SAN DIEGO - Two Defense Department officers testified Wednesday that former Rep. Randy "Duke" Cunningham made phone calls on behalf of a contractor now on trial on charges of bribing the lawmaker.
Brent Wilkes has pleaded not guilty to charges of buying Cunningham's help with cash payments and perks including meals out, shooting lessons, jetboats and weekend stays at the Four Seasons hotel in Las Vegas.
Testimony on the second full day of Wilkes' trial focused on the intricacies of the federal contracting process - so much so that U.S. District Judge Larry Burns at one point called lawyers aside and told them to spare jurors the details.
"I've already given you a note that one person was asleep" in the courtroom, the judge said while admonishing both sides.
Cunningham's calls came during what one witness characterized as a "food fight" between Wilkes and other defense contractors over a pot of money set aside by Congress for converting military records into digital formats.
"I'm talking about constituents all fighting over the same money that's been set aside as an earmark," said Gary Jones, a government technical consultant who oversaw the distribution of $45 million for the program at the Pentagon in the late 1990s.

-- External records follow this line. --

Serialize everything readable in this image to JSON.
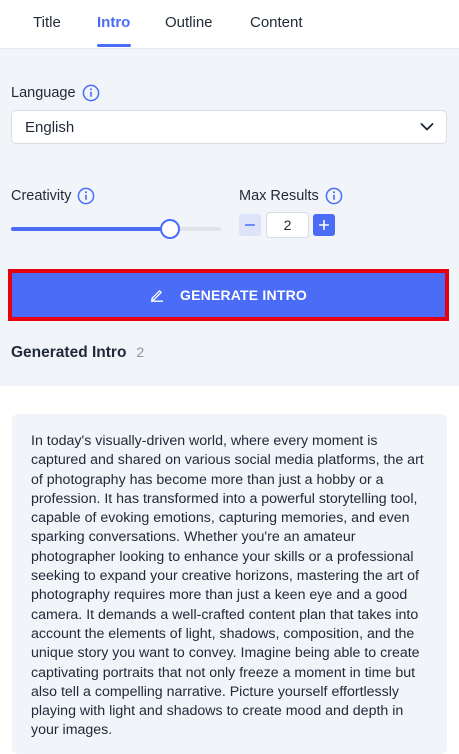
{
  "tabs": [
    {
      "label": "Title",
      "active": false
    },
    {
      "label": "Intro",
      "active": true
    },
    {
      "label": "Outline",
      "active": false
    },
    {
      "label": "Content",
      "active": false
    }
  ],
  "language": {
    "label": "Language",
    "selected": "English",
    "icon": "info-icon"
  },
  "creativity": {
    "label": "Creativity",
    "level_fraction": 0.75,
    "icon": "info-icon"
  },
  "max_results": {
    "label": "Max Results",
    "value": "2",
    "minus_symbol": "−",
    "plus_symbol": "+",
    "icon": "info-icon"
  },
  "generate": {
    "label": "GENERATE INTRO",
    "icon": "pencil-icon"
  },
  "results": {
    "title": "Generated Intro",
    "count": "2",
    "text": "In today's visually-driven world, where every moment is captured and shared on various social media platforms, the art of photography has become more than just a hobby or a profession. It has transformed into a powerful storytelling tool, capable of evoking emotions, capturing memories, and even sparking conversations. Whether you're an amateur photographer looking to enhance your skills or a professional seeking to expand your creative horizons, mastering the art of photography requires more than just a keen eye and a good camera. It demands a well-crafted content plan that takes into account the elements of light, shadows, composition, and the unique story you want to convey. Imagine being able to create captivating portraits that not only freeze a moment in time but also tell a compelling narrative. Picture yourself effortlessly playing with light and shadows to create mood and depth in your images."
  },
  "colors": {
    "accent": "#4a6cf7",
    "highlight_border": "#e8000e",
    "panel_bg": "#f1f4f9"
  }
}
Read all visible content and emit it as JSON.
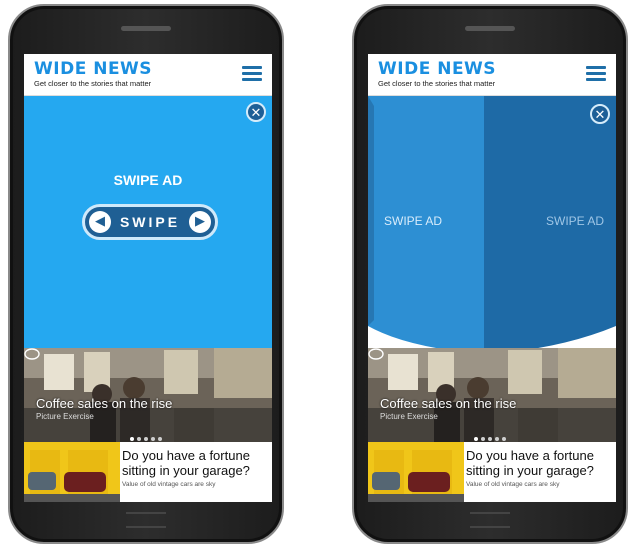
{
  "header": {
    "logo": "WIDE NEWS",
    "tagline": "Get closer to the stories that matter"
  },
  "ad_left": {
    "title": "SWIPE AD",
    "button_label": "SWIPE",
    "close_symbol": "✕",
    "prev_arrow": "◀",
    "next_arrow": "▶"
  },
  "ad_right": {
    "left_face_label": "SWIPE AD",
    "right_face_label": "SWIPE AD",
    "close_symbol": "✕"
  },
  "photo_card": {
    "title": "Coffee sales on the rise",
    "subtitle": "Picture Exercise"
  },
  "article": {
    "headline": "Do you have a fortune sitting in your garage?",
    "snippet": "Value of old vintage cars are sky"
  },
  "colors": {
    "ad_blue": "#25a8f0",
    "ad_dark_blue": "#1f6aa5",
    "logo_blue": "#1a8fe0"
  },
  "icons": [
    "close-icon",
    "menu-icon",
    "chevron-left-icon",
    "chevron-right-icon",
    "chat-icon"
  ]
}
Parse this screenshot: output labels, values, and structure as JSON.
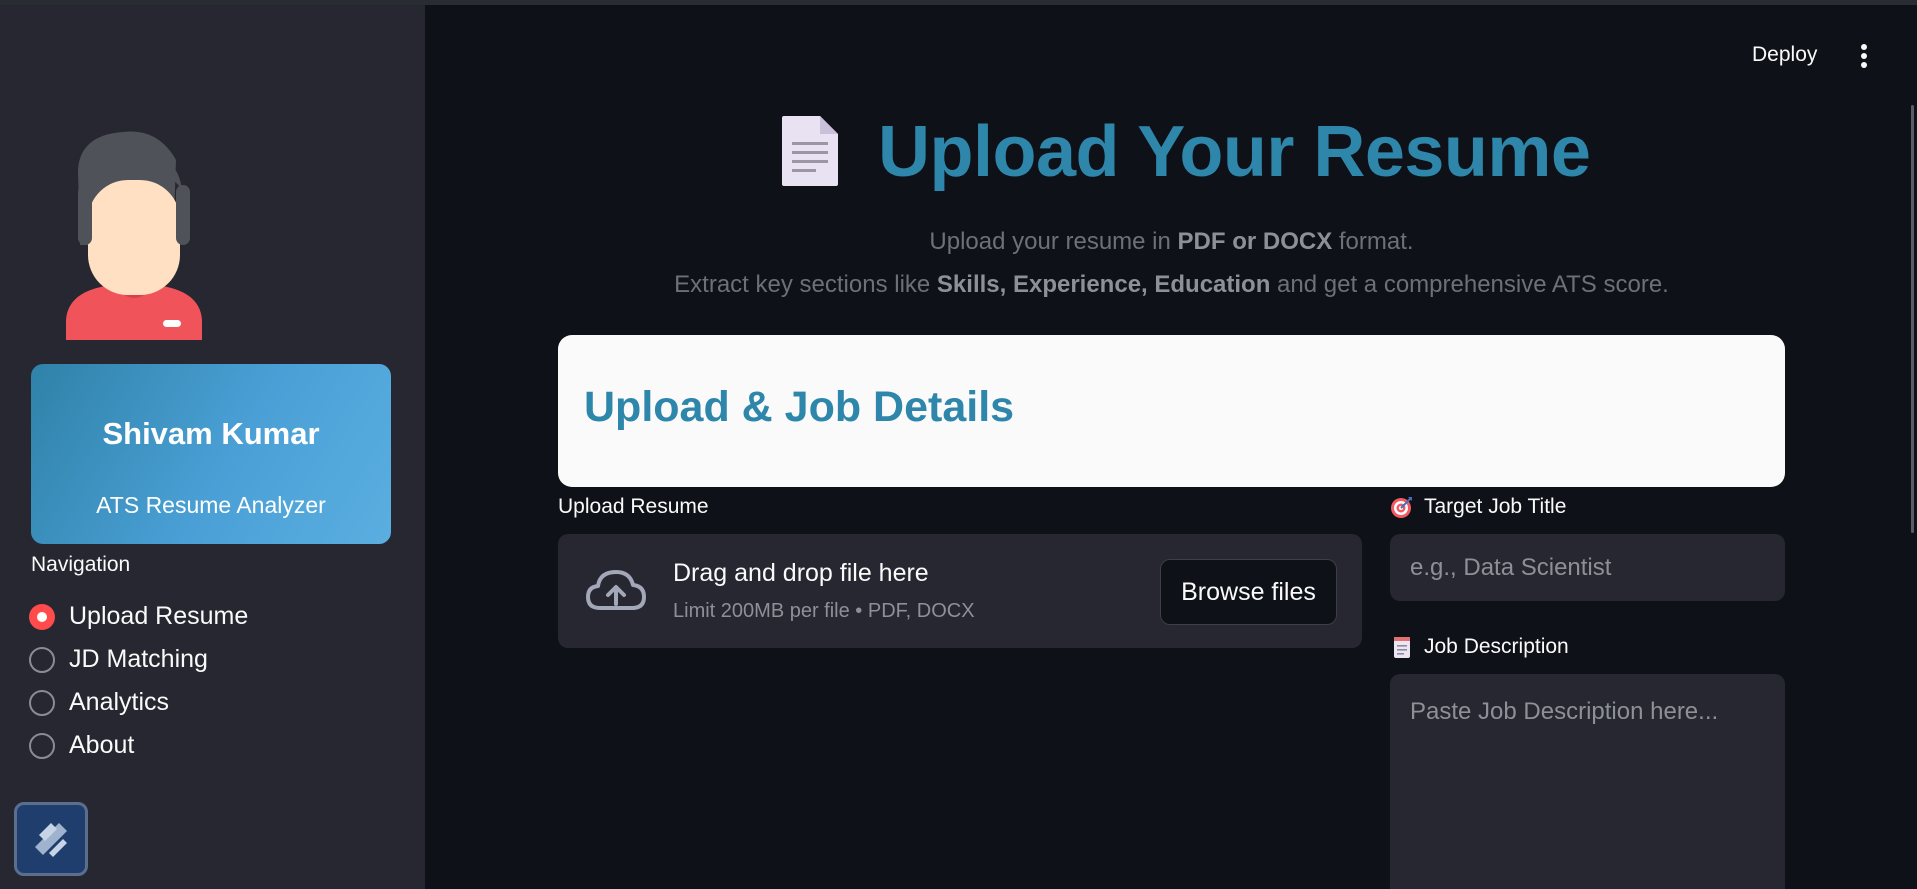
{
  "header": {
    "deploy_label": "Deploy",
    "menu_icon": "kebab-menu-icon"
  },
  "sidebar": {
    "profile": {
      "name": "Shivam Kumar",
      "subtitle": "ATS Resume Analyzer"
    },
    "navigation_heading": "Navigation",
    "nav_items": [
      {
        "label": "Upload Resume",
        "selected": true
      },
      {
        "label": "JD Matching",
        "selected": false
      },
      {
        "label": "Analytics",
        "selected": false
      },
      {
        "label": "About",
        "selected": false
      }
    ],
    "accent_color": "#ff4b4b"
  },
  "main": {
    "title": "Upload Your Resume",
    "title_icon": "document-icon",
    "intro_line1": {
      "pre": "Upload your resume in ",
      "bold": "PDF or DOCX",
      "post": " format."
    },
    "intro_line2": {
      "pre": "Extract key sections like ",
      "bold": "Skills, Experience, Education",
      "post": " and get a comprehensive ATS score."
    },
    "card_title": "Upload & Job Details",
    "upload": {
      "label": "Upload Resume",
      "drop_text": "Drag and drop file here",
      "limit_text": "Limit 200MB per file • PDF, DOCX",
      "browse_label": "Browse files"
    },
    "target_job": {
      "label": "Target Job Title",
      "icon": "target-icon",
      "placeholder": "e.g., Data Scientist",
      "value": ""
    },
    "job_description": {
      "label": "Job Description",
      "icon": "notepad-icon",
      "placeholder": "Paste Job Description here...",
      "value": ""
    },
    "brand_color": "#2e86ab"
  }
}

Wilkes' company, which had lobbied Congress for the earmark, was not initially awarded funds. Jones said that changed after he and other top Pentagon brass received "constant and increasing" pressure from Cunningham.
He described a scene in which Wilkes arrived at Jones' office for a meeting, threw unpaid invoices across his desk and told Jones, "You don't know who you're dealing with." Jones said Wilkes told him he had a meeting with Cunningham later in the day.
Wilkes' attorney, Mark Geragos, said during his cross-examination that Wilkes was upset because he had not been paid for work he had done as a subcontractor on a project connected to the handover of the Panama Canal at the end of 1999. Geragos argued that it was within the rights of a congressman to make sure his interests - and those of his constituents - were protected from bureaucratic interference.
"That's the way our constitutional style of government works," Geragos said. "You can make your strong recommendations but at the end of the day, it's not up to you."
Earlier in the day, a contracting official told jurors that Cunningham called him three times about Wilkes' work for the government.
Paul Behrens said his first conversation with the congressman came during a meeting with Wilkes in a smoke-filled suite at the Watergate Hotel in Washington, when Cunningham called on Wilkes' cell phone to speak with Behrens. Wilkes asked to meet because he was unhappy about a delay in payment for government work he was doing, Behrens said.
Wilkes, 53, is the first person to stand trial in the Cunningham case, the largest of several congressional corruption scandals to have emerged in recent years. He is charged with 14 counts of conspiracy, bribery, fraud and money laundering. If convicted, Wilkes could be sentenced up to 20 years in prison.
Cunningham, a San Diego Republican who was elected to eight terms, is serving more than eight years in federal prison after pleading guilty in 2005 to accepting $2.4 million in bribes from Wilkes and others.
Prosecutors have not decided whether he'll be called as a witness, though Geragos said he'll call the lawmaker to the stand if the government does not.